Jan. 6 Committee Strikes Deal With White House to Shield Trump-Era Docs Related to National Security

The House committee investigating the January 6 Capitol riot agreed to defer its request for hundreds of pages of White House records at the request of the Biden administration, The Associated Press reports.

President Joe Biden declined to invoke executive privilege over most Trump White House information but his White House raised concerns that releasing all of the documents could compromise national security and executive privilege.

The agreement was noted in a December 16 letter from the White House counsel’s office.

The agreement largely shield records that are not directly related to the events of January 6 but were included in the committee’s request.

Dozens of pages created on January 6 don’t relate to the probe while other documents include sensitive deliberations and preparations by the National Security Council.

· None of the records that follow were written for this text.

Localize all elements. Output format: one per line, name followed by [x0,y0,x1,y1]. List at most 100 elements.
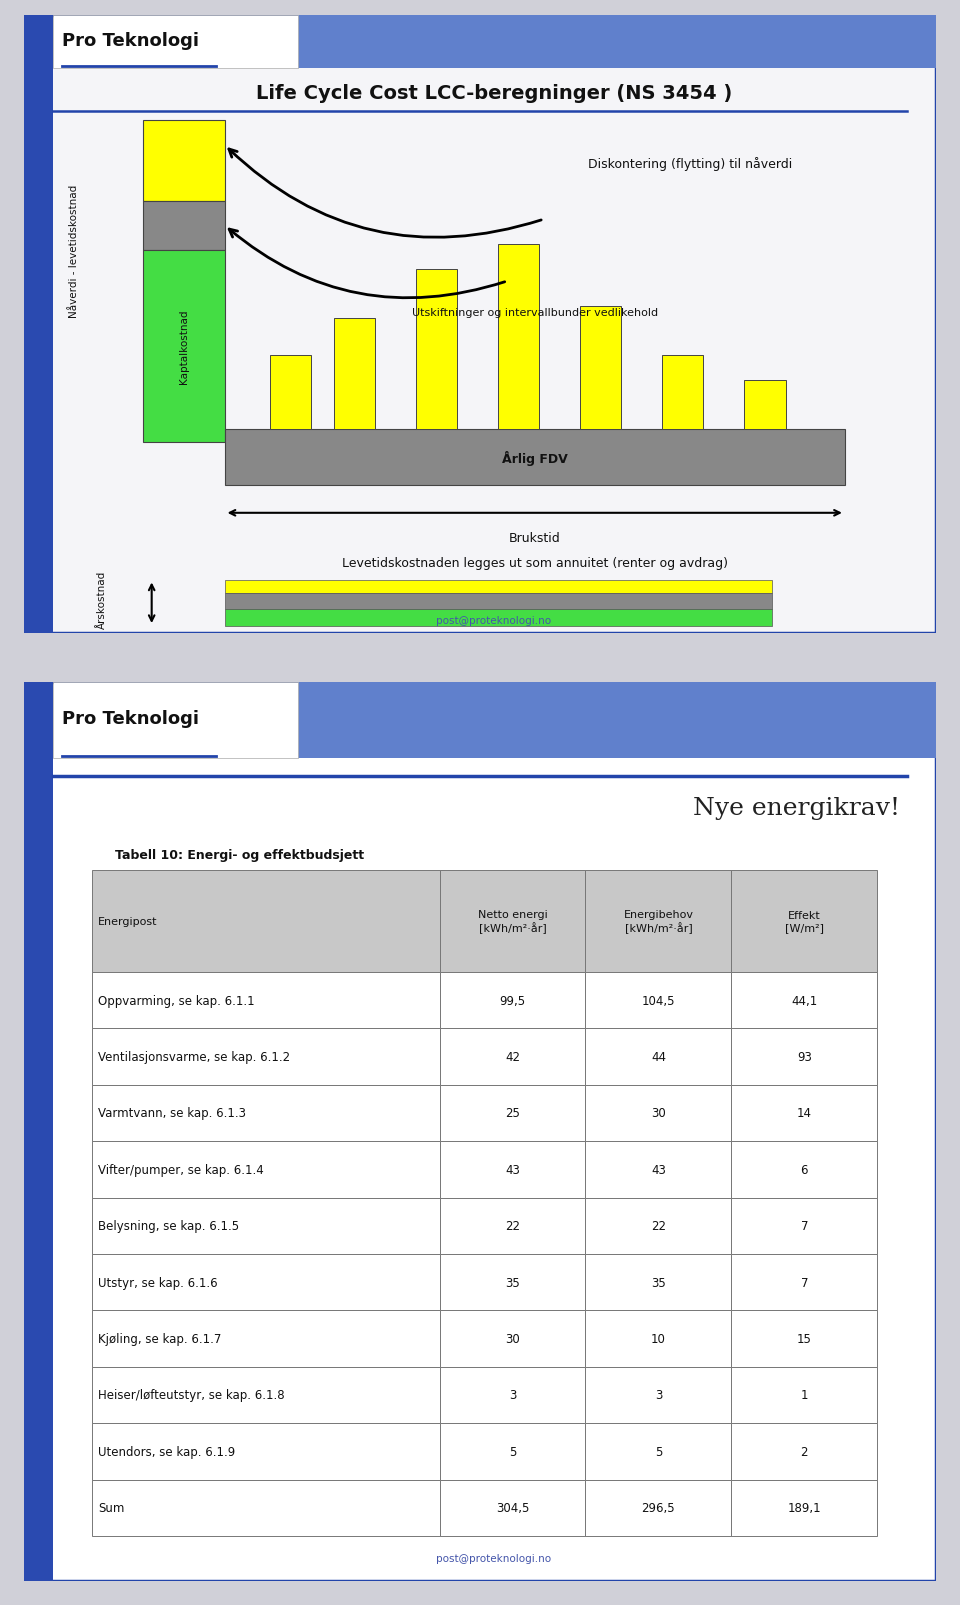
Text: 189,1: 189,1 [787,1501,821,1514]
Bar [92,1367,440,1424]
Text: Nåverdi - levetidskostnad: Nåverdi - levetidskostnad [69,185,79,318]
Bar [440,872,586,973]
Text: Årskostnad: Årskostnad [97,571,107,629]
Bar [298,16,936,69]
Text: 104,5: 104,5 [641,993,675,1006]
Bar [732,1085,877,1141]
Bar [92,1480,440,1536]
Text: Sum: Sum [98,1501,124,1514]
Text: Heiser/løfteutstyr, se kap. 6.1.8: Heiser/løfteutstyr, se kap. 6.1.8 [98,1388,284,1401]
Bar [92,1254,440,1311]
Text: 5: 5 [509,1444,516,1457]
Bar [732,1480,877,1536]
Text: post@proteknologi.no: post@proteknologi.no [436,615,551,626]
Text: 93: 93 [797,1050,812,1064]
Bar [440,1141,586,1197]
Bar [92,1311,440,1367]
Bar [92,973,440,1029]
Bar [586,973,732,1029]
Bar [586,1254,732,1311]
Bar [498,244,540,430]
Text: Energibehov
[kWh/m²·år]: Energibehov [kWh/m²·år] [623,910,693,934]
Text: 10: 10 [651,1332,666,1345]
Text: Pro Teknologi: Pro Teknologi [62,709,200,727]
Text: Netto energi
[kWh/m²·år]: Netto energi [kWh/m²·år] [478,910,547,934]
Bar [586,872,732,973]
Text: 3: 3 [655,1388,662,1401]
Bar [92,1141,440,1197]
Text: post@proteknologi.no: post@proteknologi.no [436,1554,551,1563]
Text: 7: 7 [801,1220,808,1233]
Bar [440,1085,586,1141]
Bar [586,1367,732,1424]
Text: Belysning, se kap. 6.1.5: Belysning, se kap. 6.1.5 [98,1220,239,1233]
Bar [586,1029,732,1085]
Bar [732,1254,877,1311]
Bar [53,16,298,69]
Text: 43: 43 [505,1164,520,1176]
Text: 25: 25 [505,1107,520,1120]
Bar [440,1367,586,1424]
Text: Varmtvann, se kap. 6.1.3: Varmtvann, se kap. 6.1.3 [98,1107,246,1120]
Text: 304,5: 304,5 [495,1501,529,1514]
FancyArrowPatch shape [228,149,541,238]
Text: Kjøling, se kap. 6.1.7: Kjøling, se kap. 6.1.7 [98,1332,221,1345]
Bar [225,594,772,610]
Bar [732,872,877,973]
Bar [440,1480,586,1536]
Text: Pro Teknologi: Pro Teknologi [62,32,200,50]
Bar [92,1197,440,1254]
Text: 44: 44 [651,1050,666,1064]
Text: Diskontering (flytting) til nåverdi: Diskontering (flytting) til nåverdi [588,157,792,172]
Bar [271,356,311,430]
Bar [440,1424,586,1480]
Text: 5: 5 [655,1444,662,1457]
Text: Levetidskostnaden legges ut som annuitet (renter og avdrag): Levetidskostnaden legges ut som annuitet… [342,557,728,570]
Text: 42: 42 [505,1050,520,1064]
Bar [24,16,53,634]
Text: 35: 35 [505,1276,520,1289]
Bar [142,120,225,201]
Bar [440,1029,586,1085]
Text: 30: 30 [651,1107,666,1120]
Text: Årlig FDV: Årlig FDV [502,451,567,465]
Text: Kaptalkostnad: Kaptalkostnad [179,310,188,384]
Text: 44,1: 44,1 [791,993,818,1006]
Text: Utendors, se kap. 6.1.9: Utendors, se kap. 6.1.9 [98,1444,235,1457]
Bar [225,430,845,486]
Bar [92,1424,440,1480]
Text: 15: 15 [797,1332,812,1345]
Text: Effekt
[W/m²]: Effekt [W/m²] [785,910,824,933]
Bar [732,1367,877,1424]
Text: Life Cycle Cost LCC-beregninger (NS 3454 ): Life Cycle Cost LCC-beregninger (NS 3454… [255,83,732,103]
Text: 1: 1 [801,1388,808,1401]
Bar [24,682,53,1581]
Bar [580,307,621,430]
Text: 22: 22 [651,1220,666,1233]
Bar [416,270,457,430]
Text: Nye energikrav!: Nye energikrav! [692,796,900,820]
Bar [334,319,375,430]
Text: Brukstid: Brukstid [509,531,561,546]
Text: Ventilasjonsvarme, se kap. 6.1.2: Ventilasjonsvarme, se kap. 6.1.2 [98,1050,290,1064]
Bar [586,1424,732,1480]
Bar [225,581,772,594]
Bar [745,380,785,430]
Bar [142,201,225,250]
Text: 30: 30 [505,1332,520,1345]
Text: 7: 7 [801,1276,808,1289]
Bar [440,1254,586,1311]
Text: 3: 3 [509,1388,516,1401]
Bar [732,973,877,1029]
Bar [732,1424,877,1480]
Bar [225,610,772,626]
Bar [732,1197,877,1254]
Text: 43: 43 [651,1164,666,1176]
Bar [440,1197,586,1254]
Bar [732,1141,877,1197]
Text: Utskiftninger og intervallbunder vedlikehold: Utskiftninger og intervallbunder vedlike… [412,308,658,318]
Text: 22: 22 [505,1220,520,1233]
Text: 2: 2 [801,1444,808,1457]
Bar [298,682,936,759]
Bar [92,1085,440,1141]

Other documents are classified and Congress is working with federal agencies to discuss their release.

“Should not compromise” investigation:

“The documents for which the Select Committee has agreed to withdraw or defer its request do not appear to bear on the White House’s preparations for or response to the events of January 6, or on efforts to overturn the election or otherwise obstruct the peaceful transfer of power,” White House deputy counsel Jonathan Su wrote to the committee, noting that shielding the documents "should not compromise its ability to complete its critical investigation expeditiously.”

Committee spokesman Tim Mulvey told the AP, “The committee has agreed to defer action on certain records as part of the accommodations process, as was the case with an earlier tranche of records. The Select Committee has not withdrawn its request for these records and will continue to engage with the executive branch to ensure the committee gets access to all the information relevant to our probe.”

Other records still being litigated:

Biden declined to invoke executive privilege over most of the White House materials sought by the panel but Trump is suing under the dubious argument that past presidents retain executive privilege. Every court has rejected Trump’s argument so far but he has appealed to the conservative-packed Supreme Court.

The National Archives has been sending “tranches” of documents to the White House and Trump’s lawyers to determine whether they include privileged information. Biden has ruled out invoking privilege over most of the documents.

“The President has determined that an assertion of executive privilege is not in the best interests of the United States, and therefore is not justified,” White House counsel Dana Remus said in a letter to the committee.